A Canberra woman who will be left homeless and destitute after caring for her elderly mother for three years says the Australian aged care system is broken.
Stirling-resident Heather Daniels, 50, said she moved in to her mother's house as a full-time carer in 2011 after the 76-year-old was told she needed regular kidney dialysis.
After a three years of care, her mother's condition has deteriorated and she is set to be moved into a nursing home leaving Ms Daniels without a home or a job.
"I don't have an income, except for my carer's pension which is $123 a fortnight plus the dole and because Mum hasn't been able to go to the bank I pay for all her medical stuff as well," she said.
Ms Daniels said their apartment would have to be sold, to pay for her mother's move, leaving her without a home.
"It's scary – I don't sleep at night," she said.

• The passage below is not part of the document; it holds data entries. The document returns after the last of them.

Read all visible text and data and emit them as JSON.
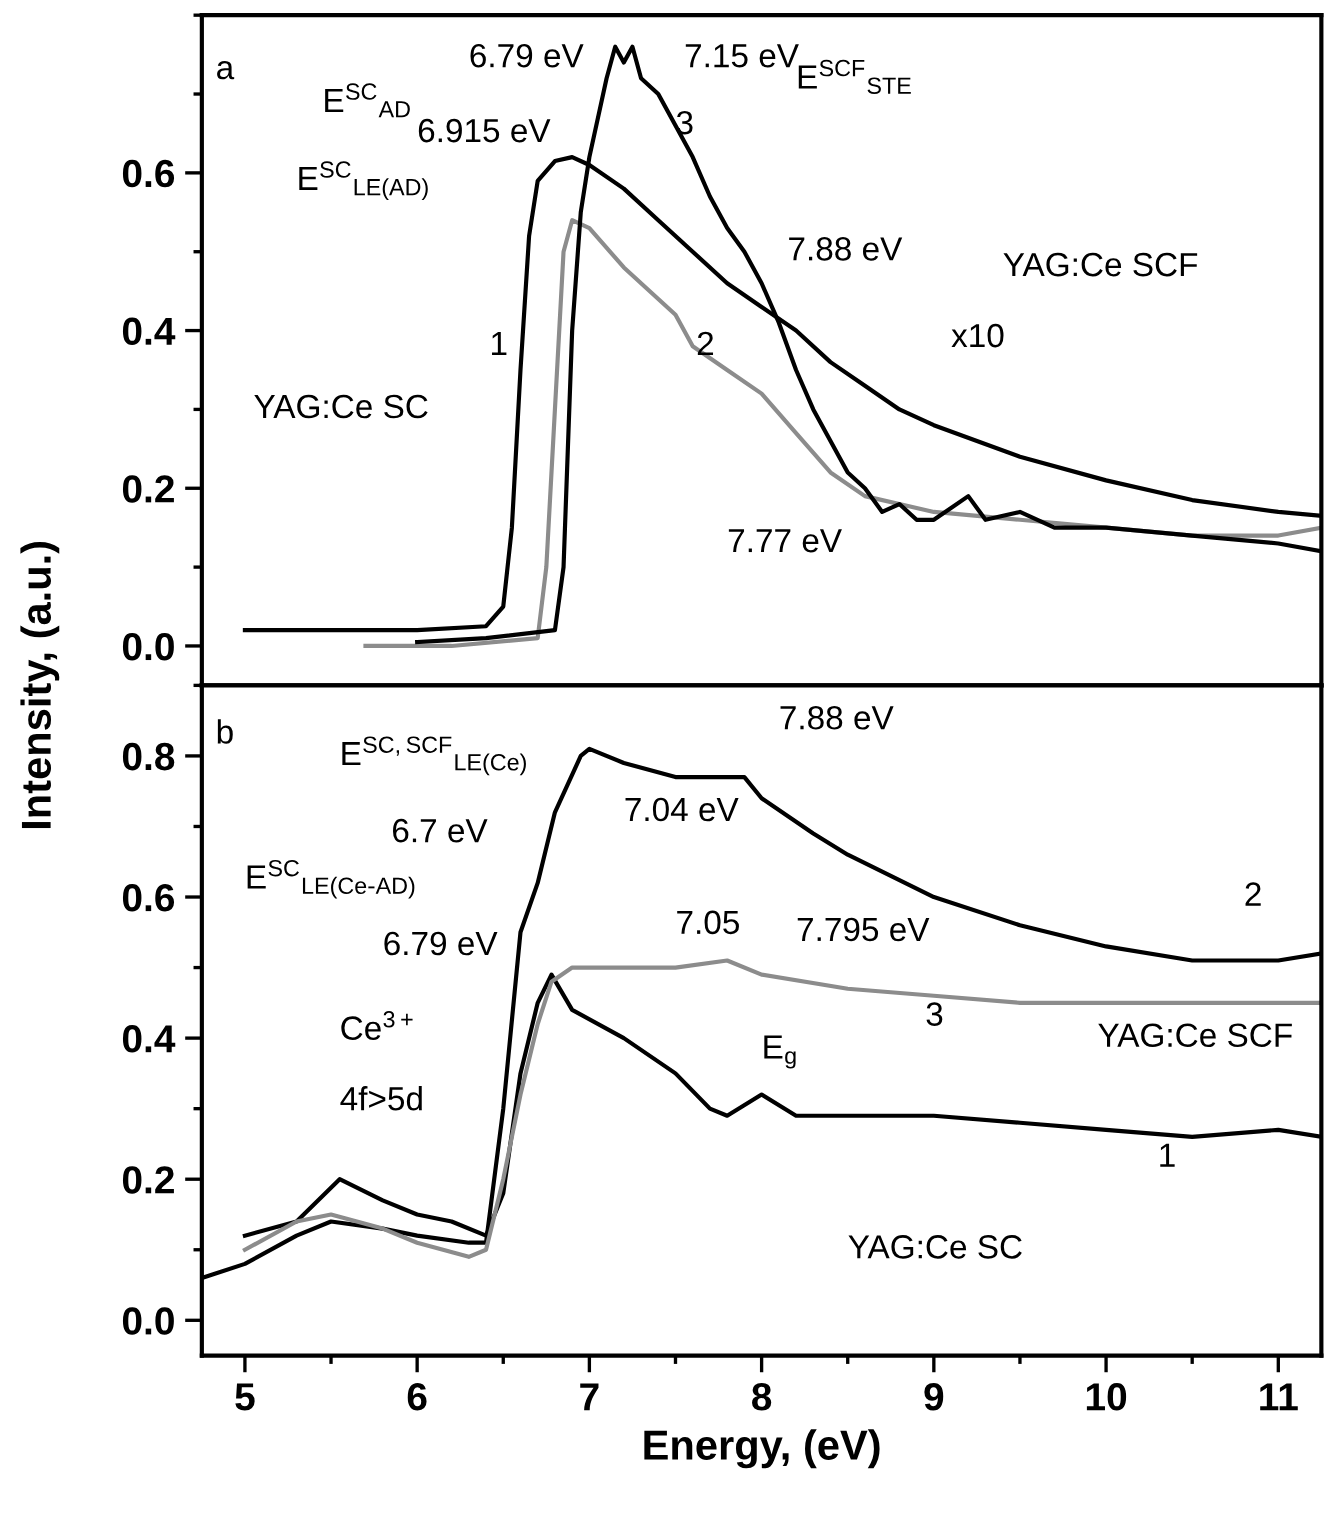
{
  "chart_data": [
    {
      "type": "line",
      "ylabel": "Intensity, (a.u.)",
      "xlim": [
        4.75,
        11.25
      ],
      "ylim": [
        -0.05,
        0.8
      ],
      "xticks": [
        5,
        6,
        7,
        8,
        9,
        10,
        11
      ],
      "yticks": [
        {
          "value": 0.0,
          "label": "0.0"
        },
        {
          "value": 0.2,
          "label": "0.2"
        },
        {
          "value": 0.4,
          "label": "0.4"
        },
        {
          "value": 0.6,
          "label": "0.6"
        }
      ],
      "tick_labels": "y",
      "grid": false,
      "legend": false,
      "series": [
        {
          "color": "#000000",
          "x": [
            5.0,
            5.5,
            6.0,
            6.4,
            6.5,
            6.55,
            6.6,
            6.65,
            6.7,
            6.8,
            6.9,
            7.0,
            7.2,
            7.4,
            7.6,
            7.8,
            8.0,
            8.2,
            8.4,
            8.6,
            8.8,
            9.0,
            9.5,
            10.0,
            10.5,
            11.0,
            11.25
          ],
          "values": [
            0.02,
            0.02,
            0.02,
            0.025,
            0.05,
            0.15,
            0.35,
            0.52,
            0.59,
            0.615,
            0.62,
            0.61,
            0.58,
            0.54,
            0.5,
            0.46,
            0.43,
            0.4,
            0.36,
            0.33,
            0.3,
            0.28,
            0.24,
            0.21,
            0.185,
            0.17,
            0.165
          ]
        },
        {
          "color": "#8c8c8c",
          "x": [
            5.7,
            6.2,
            6.7,
            6.75,
            6.8,
            6.85,
            6.9,
            7.0,
            7.2,
            7.4,
            7.5,
            7.6,
            7.8,
            8.0,
            8.2,
            8.4,
            8.6,
            9.0,
            9.5,
            10.0,
            10.5,
            11.0,
            11.25
          ],
          "values": [
            0.0,
            0.0,
            0.01,
            0.1,
            0.3,
            0.5,
            0.54,
            0.53,
            0.48,
            0.44,
            0.42,
            0.38,
            0.35,
            0.32,
            0.27,
            0.22,
            0.19,
            0.17,
            0.16,
            0.15,
            0.14,
            0.14,
            0.15
          ]
        },
        {
          "color": "#000000",
          "x": [
            6.0,
            6.4,
            6.8,
            6.85,
            6.9,
            6.95,
            7.0,
            7.1,
            7.15,
            7.2,
            7.25,
            7.3,
            7.4,
            7.5,
            7.6,
            7.7,
            7.8,
            7.9,
            8.0,
            8.1,
            8.2,
            8.3,
            8.4,
            8.5,
            8.6,
            8.7,
            8.8,
            8.9,
            9.0,
            9.2,
            9.3,
            9.5,
            9.7,
            10.0,
            10.5,
            11.0,
            11.25
          ],
          "values": [
            0.005,
            0.01,
            0.02,
            0.1,
            0.4,
            0.55,
            0.62,
            0.72,
            0.76,
            0.74,
            0.76,
            0.72,
            0.7,
            0.66,
            0.62,
            0.57,
            0.53,
            0.5,
            0.46,
            0.41,
            0.35,
            0.3,
            0.26,
            0.22,
            0.2,
            0.17,
            0.18,
            0.16,
            0.16,
            0.19,
            0.16,
            0.17,
            0.15,
            0.15,
            0.14,
            0.13,
            0.12
          ]
        }
      ],
      "annotations": [
        "a",
        "E$^{SC}$$_{AD}$",
        "6.79 eV",
        "6.915 eV",
        "E$^{SC}$$_{LE(AD)}$",
        "7.15 eV",
        "E$^{SCF}$$_{STE}$",
        "3",
        "1",
        "2",
        "7.88 eV",
        "YAG:Ce SCF",
        "x10",
        "YAG:Ce SC",
        "7.77 eV"
      ]
    },
    {
      "type": "line",
      "xlabel": "Energy, (eV)",
      "xlim": [
        4.75,
        11.25
      ],
      "ylim": [
        -0.05,
        0.9
      ],
      "xticks": [
        5,
        6,
        7,
        8,
        9,
        10,
        11
      ],
      "yticks": [
        {
          "value": 0.0,
          "label": "0.0"
        },
        {
          "value": 0.2,
          "label": "0.2"
        },
        {
          "value": 0.4,
          "label": "0.4"
        },
        {
          "value": 0.6,
          "label": "0.6"
        },
        {
          "value": 0.8,
          "label": "0.8"
        }
      ],
      "grid": false,
      "legend": false,
      "series": [
        {
          "color": "#000000",
          "x": [
            5.0,
            5.3,
            5.55,
            5.8,
            6.0,
            6.2,
            6.4,
            6.5,
            6.6,
            6.7,
            6.78,
            6.9,
            7.2,
            7.5,
            7.7,
            7.8,
            8.0,
            8.2,
            8.5,
            9.0,
            9.5,
            10.0,
            10.5,
            11.0,
            11.25
          ],
          "values": [
            0.12,
            0.14,
            0.2,
            0.17,
            0.15,
            0.14,
            0.12,
            0.18,
            0.35,
            0.45,
            0.49,
            0.44,
            0.4,
            0.35,
            0.3,
            0.29,
            0.32,
            0.29,
            0.29,
            0.29,
            0.28,
            0.27,
            0.26,
            0.27,
            0.26
          ]
        },
        {
          "color": "#000000",
          "x": [
            4.75,
            5.0,
            5.3,
            5.5,
            5.8,
            6.0,
            6.3,
            6.4,
            6.5,
            6.6,
            6.7,
            6.8,
            6.95,
            7.0,
            7.2,
            7.5,
            7.8,
            7.9,
            8.0,
            8.3,
            8.5,
            9.0,
            9.5,
            10.0,
            10.5,
            11.0,
            11.25
          ],
          "values": [
            0.06,
            0.08,
            0.12,
            0.14,
            0.13,
            0.12,
            0.11,
            0.11,
            0.3,
            0.55,
            0.62,
            0.72,
            0.8,
            0.81,
            0.79,
            0.77,
            0.77,
            0.77,
            0.74,
            0.69,
            0.66,
            0.6,
            0.56,
            0.53,
            0.51,
            0.51,
            0.52
          ]
        },
        {
          "color": "#8c8c8c",
          "x": [
            5.0,
            5.3,
            5.5,
            5.8,
            6.0,
            6.3,
            6.4,
            6.5,
            6.6,
            6.7,
            6.78,
            6.9,
            7.05,
            7.5,
            7.8,
            8.0,
            8.5,
            9.0,
            9.5,
            10.0,
            11.0,
            11.25
          ],
          "values": [
            0.1,
            0.14,
            0.15,
            0.13,
            0.11,
            0.09,
            0.1,
            0.2,
            0.32,
            0.42,
            0.48,
            0.5,
            0.5,
            0.5,
            0.51,
            0.49,
            0.47,
            0.46,
            0.45,
            0.45,
            0.45,
            0.45
          ]
        }
      ],
      "annotations": [
        "b",
        "E$^{SC,SCF}$$_{LE(Ce)}$",
        "7.88 eV",
        "7.04 eV",
        "E$^{SC}$$_{LE(Ce-AD)}$",
        "6.7 eV",
        "7.05",
        "7.795 eV",
        "6.79 eV",
        "Ce$^{3+}$",
        "4f>5d",
        "E$_{g}$",
        "2",
        "3",
        "1",
        "YAG:Ce SCF",
        "YAG:Ce SC"
      ]
    }
  ]
}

"I've got no support and I haven't got any friends here so it's really frightening. I don't know where I'll go and now I don't know what I'll do."
Ms Daniels said she had been given no choice but to look after her mother as private carers were too expensive.

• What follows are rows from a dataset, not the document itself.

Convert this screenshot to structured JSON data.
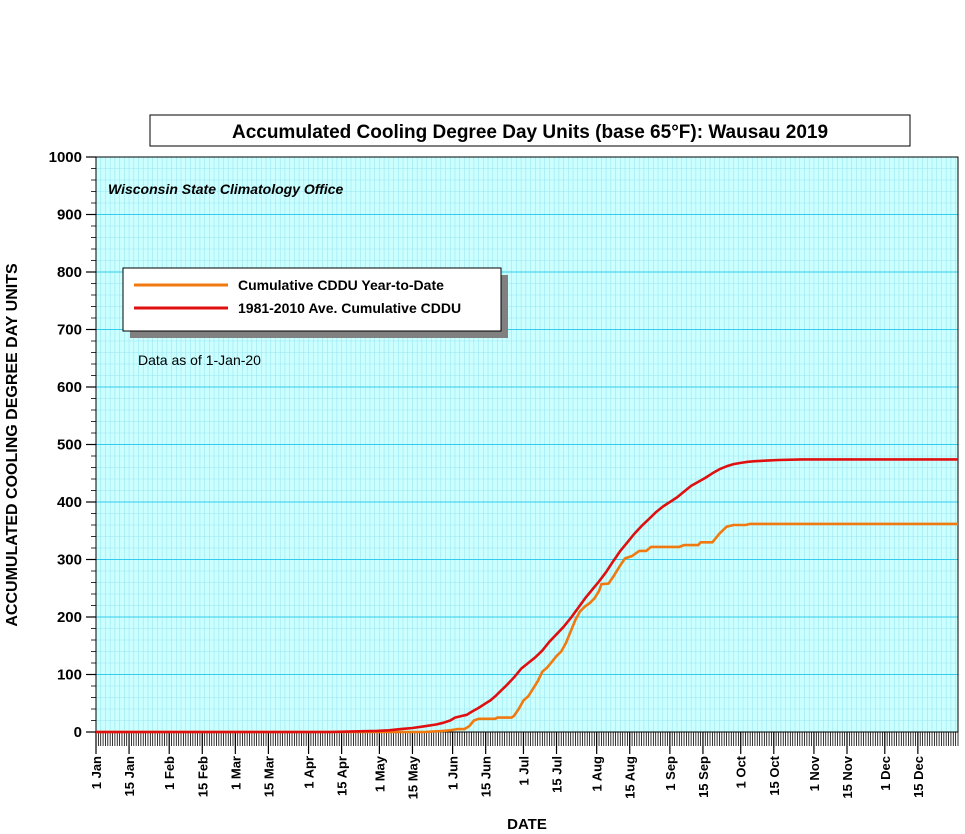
{
  "chart_data": {
    "type": "line",
    "title": "Accumulated Cooling Degree Day Units (base 65°F): Wausau 2019",
    "subtitle": "Wisconsin State Climatology Office",
    "annotation": "Data as of 1-Jan-20",
    "xlabel": "DATE",
    "ylabel": "ACCUMULATED COOLING DEGREE DAY UNITS",
    "x_type": "day_of_year",
    "xlim": [
      1,
      366
    ],
    "ylim": [
      0,
      1000
    ],
    "yticks": [
      0,
      100,
      200,
      300,
      400,
      500,
      600,
      700,
      800,
      900,
      1000
    ],
    "grid": true,
    "legend_position": "top-left",
    "background_color": "#ccffff",
    "grid_major_color": "#33ccee",
    "grid_minor_color": "#99e6f2",
    "x_tick_labels": [
      {
        "day": 1,
        "label": "1 Jan"
      },
      {
        "day": 15,
        "label": "15 Jan"
      },
      {
        "day": 32,
        "label": "1 Feb"
      },
      {
        "day": 46,
        "label": "15 Feb"
      },
      {
        "day": 60,
        "label": "1 Mar"
      },
      {
        "day": 74,
        "label": "15 Mar"
      },
      {
        "day": 91,
        "label": "1 Apr"
      },
      {
        "day": 105,
        "label": "15 Apr"
      },
      {
        "day": 121,
        "label": "1 May"
      },
      {
        "day": 135,
        "label": "15 May"
      },
      {
        "day": 152,
        "label": "1 Jun"
      },
      {
        "day": 166,
        "label": "15 Jun"
      },
      {
        "day": 182,
        "label": "1 Jul"
      },
      {
        "day": 196,
        "label": "15 Jul"
      },
      {
        "day": 213,
        "label": "1 Aug"
      },
      {
        "day": 227,
        "label": "15 Aug"
      },
      {
        "day": 244,
        "label": "1 Sep"
      },
      {
        "day": 258,
        "label": "15 Sep"
      },
      {
        "day": 274,
        "label": "1 Oct"
      },
      {
        "day": 288,
        "label": "15 Oct"
      },
      {
        "day": 305,
        "label": "1 Nov"
      },
      {
        "day": 319,
        "label": "15 Nov"
      },
      {
        "day": 335,
        "label": "1 Dec"
      },
      {
        "day": 349,
        "label": "15 Dec"
      }
    ],
    "series": [
      {
        "name": "Cumulative CDDU Year-to-Date",
        "color": "#f07a10",
        "points": [
          [
            1,
            0
          ],
          [
            120,
            0
          ],
          [
            140,
            0
          ],
          [
            148,
            2
          ],
          [
            151,
            3
          ],
          [
            154,
            5
          ],
          [
            157,
            5
          ],
          [
            159,
            10
          ],
          [
            161,
            20
          ],
          [
            163,
            23
          ],
          [
            168,
            23
          ],
          [
            170,
            23
          ],
          [
            171,
            25
          ],
          [
            177,
            25
          ],
          [
            178,
            28
          ],
          [
            180,
            40
          ],
          [
            182,
            55
          ],
          [
            184,
            62
          ],
          [
            186,
            75
          ],
          [
            188,
            88
          ],
          [
            190,
            105
          ],
          [
            192,
            112
          ],
          [
            194,
            122
          ],
          [
            196,
            132
          ],
          [
            198,
            140
          ],
          [
            200,
            155
          ],
          [
            202,
            175
          ],
          [
            204,
            195
          ],
          [
            206,
            210
          ],
          [
            208,
            218
          ],
          [
            210,
            224
          ],
          [
            212,
            232
          ],
          [
            214,
            245
          ],
          [
            215,
            257
          ],
          [
            218,
            258
          ],
          [
            220,
            270
          ],
          [
            223,
            290
          ],
          [
            225,
            302
          ],
          [
            228,
            306
          ],
          [
            231,
            315
          ],
          [
            234,
            315
          ],
          [
            236,
            322
          ],
          [
            243,
            322
          ],
          [
            248,
            322
          ],
          [
            250,
            325
          ],
          [
            256,
            325
          ],
          [
            257,
            330
          ],
          [
            262,
            330
          ],
          [
            265,
            345
          ],
          [
            268,
            357
          ],
          [
            271,
            360
          ],
          [
            276,
            360
          ],
          [
            278,
            362
          ],
          [
            366,
            362
          ]
        ]
      },
      {
        "name": "1981-2010 Ave. Cumulative CDDU",
        "color": "#e01010",
        "points": [
          [
            1,
            0
          ],
          [
            100,
            0
          ],
          [
            110,
            1
          ],
          [
            120,
            2
          ],
          [
            125,
            3
          ],
          [
            130,
            5
          ],
          [
            135,
            7
          ],
          [
            140,
            10
          ],
          [
            145,
            13
          ],
          [
            148,
            16
          ],
          [
            151,
            20
          ],
          [
            153,
            25
          ],
          [
            156,
            28
          ],
          [
            158,
            30
          ],
          [
            160,
            35
          ],
          [
            163,
            42
          ],
          [
            166,
            50
          ],
          [
            168,
            55
          ],
          [
            170,
            62
          ],
          [
            172,
            70
          ],
          [
            175,
            82
          ],
          [
            178,
            95
          ],
          [
            181,
            110
          ],
          [
            184,
            120
          ],
          [
            187,
            130
          ],
          [
            190,
            142
          ],
          [
            193,
            157
          ],
          [
            196,
            170
          ],
          [
            199,
            183
          ],
          [
            202,
            198
          ],
          [
            205,
            215
          ],
          [
            208,
            232
          ],
          [
            211,
            247
          ],
          [
            214,
            262
          ],
          [
            217,
            278
          ],
          [
            220,
            297
          ],
          [
            223,
            315
          ],
          [
            226,
            330
          ],
          [
            229,
            345
          ],
          [
            232,
            358
          ],
          [
            235,
            370
          ],
          [
            238,
            382
          ],
          [
            241,
            392
          ],
          [
            244,
            400
          ],
          [
            247,
            408
          ],
          [
            250,
            418
          ],
          [
            253,
            428
          ],
          [
            256,
            435
          ],
          [
            259,
            442
          ],
          [
            262,
            450
          ],
          [
            265,
            457
          ],
          [
            268,
            462
          ],
          [
            271,
            466
          ],
          [
            274,
            468
          ],
          [
            277,
            470
          ],
          [
            280,
            471
          ],
          [
            285,
            472
          ],
          [
            290,
            473
          ],
          [
            300,
            474
          ],
          [
            366,
            474
          ]
        ]
      }
    ]
  }
}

Some cost up to $900 for 24 hours and the federal government would only offer 16 hours per week of nursing care.
"It [16 hours] isn't enough, you can't leave Mum on her own at night," she said.
"Why are you doing this if you don't want people to go into nursing homes?
"That's what geriatricians are saying, people should only be going into nursing homes when they're about to fall off the planet."
Ms Daniels said a small nursing home room could cost more than $500,000 and she was "scared shitless" of growing old in Australia.
"Unfortunately in our generation families don't support each other, we're all independent and the government needs to acknowledge that," she said.
"We still have to look after our elderly... what will happen to us?"
Council of the Aging housing options advisor Luke Coniston said the government needed to up its game and support carers and older people in the ACT.
"The difficulty in the ACT region is often that people are simply not informed about what services exist that they are entitled to access that would help them," he said.
A spokeswoman for Social Services Minister Scott Morrison said there were about 860,000 carers nationwide who claimed income support from the government, costing taxpayers $8 billion.
"The higher the level of these payments, the fewer the carers the system will be able to support sustainably in the future," she said.
A spokeswoman for assistant social services minister Mitch Fifield said the government had increased the number of packages to help older Australians stay at home longer.
"If someone is dissatisfied with the home care provider's advice about the availability of the type of care under the package, they could discuss this directly with the home care provider as a first step," she said.